On June 25, 2020, the FCC issued a that granted a Petition that had been filed in 2018 by the P2P Alliance—a “coalition of providers and users of peer-to-peer (P2P) text messaging services.” The Petition had asked the FCC to clarify whether texts sent via its messaging platform were subject to the TCPA restrictions on automated dialing. The FCC did not decide if the Petitioner’s messaging platform is an autodialer, as the record was not sufficient to do so. But it did clarify in the abstract that, “if a texting platform actually requires a person to actively and affirmatively manually dial each recipient’s number and transmit each message one at a time and lacks the capacity to transmit more than one message without a human manually dialing each recipient’s number… then such platform would not be an ‘autodialer’ that is subject to the TCPA.”

The Petition

The P2P Alliance had asserted that its messaging platform did not qualify as an ATDS because it could not “us[e] a random or sequential number generator” to “store or produce telephone numbers to be called.” Instead, it required “a person to actively and affirmatively manually dial each recipient’s number and transmit each message one at a time,” and it enabled users to choose whether to send a prepared script, modify the script before sending, or draft unique message content.

The Declaratory Ruling

The FCC first clarified “that the fact that a calling platform or other equipment is used to make calls or send texts to a large volume of telephone numbers is not determinative of whether that equipment constitutes an autodialer.” Instead, “whether the calling platform or equipment is an autodialer turns on whether such equipment is capable of dialing random or sequential telephone numbers without human intervention. If a calling platform is not capable of dialing such numbers without a person actively and affirmatively manually dialing each one, that platform is not an autodialer and calls made using it are not subject to the TCPA’s restrictions.”

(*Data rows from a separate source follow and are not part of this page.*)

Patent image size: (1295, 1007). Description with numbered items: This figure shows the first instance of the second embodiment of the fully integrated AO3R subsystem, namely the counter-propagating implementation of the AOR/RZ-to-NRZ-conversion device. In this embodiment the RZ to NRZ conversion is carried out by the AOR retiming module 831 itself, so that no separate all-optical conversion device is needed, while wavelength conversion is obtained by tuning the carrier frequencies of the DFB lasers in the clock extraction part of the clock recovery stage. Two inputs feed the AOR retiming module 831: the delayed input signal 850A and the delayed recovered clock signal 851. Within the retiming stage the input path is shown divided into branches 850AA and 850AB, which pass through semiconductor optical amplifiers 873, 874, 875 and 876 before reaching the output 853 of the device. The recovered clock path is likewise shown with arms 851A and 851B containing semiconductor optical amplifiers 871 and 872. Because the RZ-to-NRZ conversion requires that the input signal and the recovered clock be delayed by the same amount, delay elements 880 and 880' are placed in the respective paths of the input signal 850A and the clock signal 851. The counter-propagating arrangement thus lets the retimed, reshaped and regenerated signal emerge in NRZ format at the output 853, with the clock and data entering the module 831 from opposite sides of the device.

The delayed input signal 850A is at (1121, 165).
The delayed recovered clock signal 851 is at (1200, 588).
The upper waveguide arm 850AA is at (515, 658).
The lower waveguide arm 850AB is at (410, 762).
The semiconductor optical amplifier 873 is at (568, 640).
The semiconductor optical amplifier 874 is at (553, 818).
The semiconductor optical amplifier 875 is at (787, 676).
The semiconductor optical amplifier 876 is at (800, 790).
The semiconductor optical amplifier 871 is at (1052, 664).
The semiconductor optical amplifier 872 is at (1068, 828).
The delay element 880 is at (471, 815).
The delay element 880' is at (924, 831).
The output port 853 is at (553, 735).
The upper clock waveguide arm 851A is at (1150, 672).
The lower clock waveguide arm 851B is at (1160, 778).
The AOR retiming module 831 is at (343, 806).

The FCC explained that its ruling was rooted in the plain language of the statute. In light of the statute’s definition of an ATDS, it explained, “only technology that has the capacity to store or produce numbers to be called using a random or sequential number generator, and to dial such numbers, is deemed to be an autodialer. Whether a certain piece of equipment or platform is an autodialer turns on whether it is capable of performing those functions without human intervention, not whether it can make a large number of calls in a short time.”

The FCC closed by rejecting one commenter’s suggestion that a broad interpretation of the ATDS definition would deter “spammers” from using P2P systems to “evade” the TCPA. It explained that “[t]he TCPA does not and was not intended to stop every type of call. Rather, it was limited only to calls made using an autodialer or an artificial or prerecorded voice. If a text platform is not capable of storing or producing numbers to be called using a random or sequential number generator and dialing such numbers automatically but instead requires active and affirmative manual dialing, it is not an autodialer and callers using it are, by definition, not ‘evading’ the TCPA.”


The Declaratory Ruling is notable not only for what it decided but also for what it did not decide, at least not explicitly. As our regular readers know, this ruling comes in the wake of several federal appellate decisions that have analyzed the statutory definition of an ATDS. It also comes during the pendency of the FCC’s own proceeding on the issue, which was prompted by the D.C. Circuit’s decision in ACA International v. FCC, 885 F.3d 687 (D.C. Cir. 2018). For purposes of this Declaratory Ruling, the FCC explained, it would simply “rely on the statutory definition of autodialer.”

If the Declaratory Ruling is any indication, however, the FCC is prepared to hew closely to the plain language of the statute, regardless of whether that leaves some equipment or calls beyond its reach. Indeed, it would not be unreasonable for defendants in the Ninth and Second Circuits to argue that this ruling implicitly rejects the seemingly limitless reading those courts have given to the ATDS definition. Whether trial courts in those Circuits would agree with that, or would defer to the FCC’s interpretation even if they did, is of course another matter.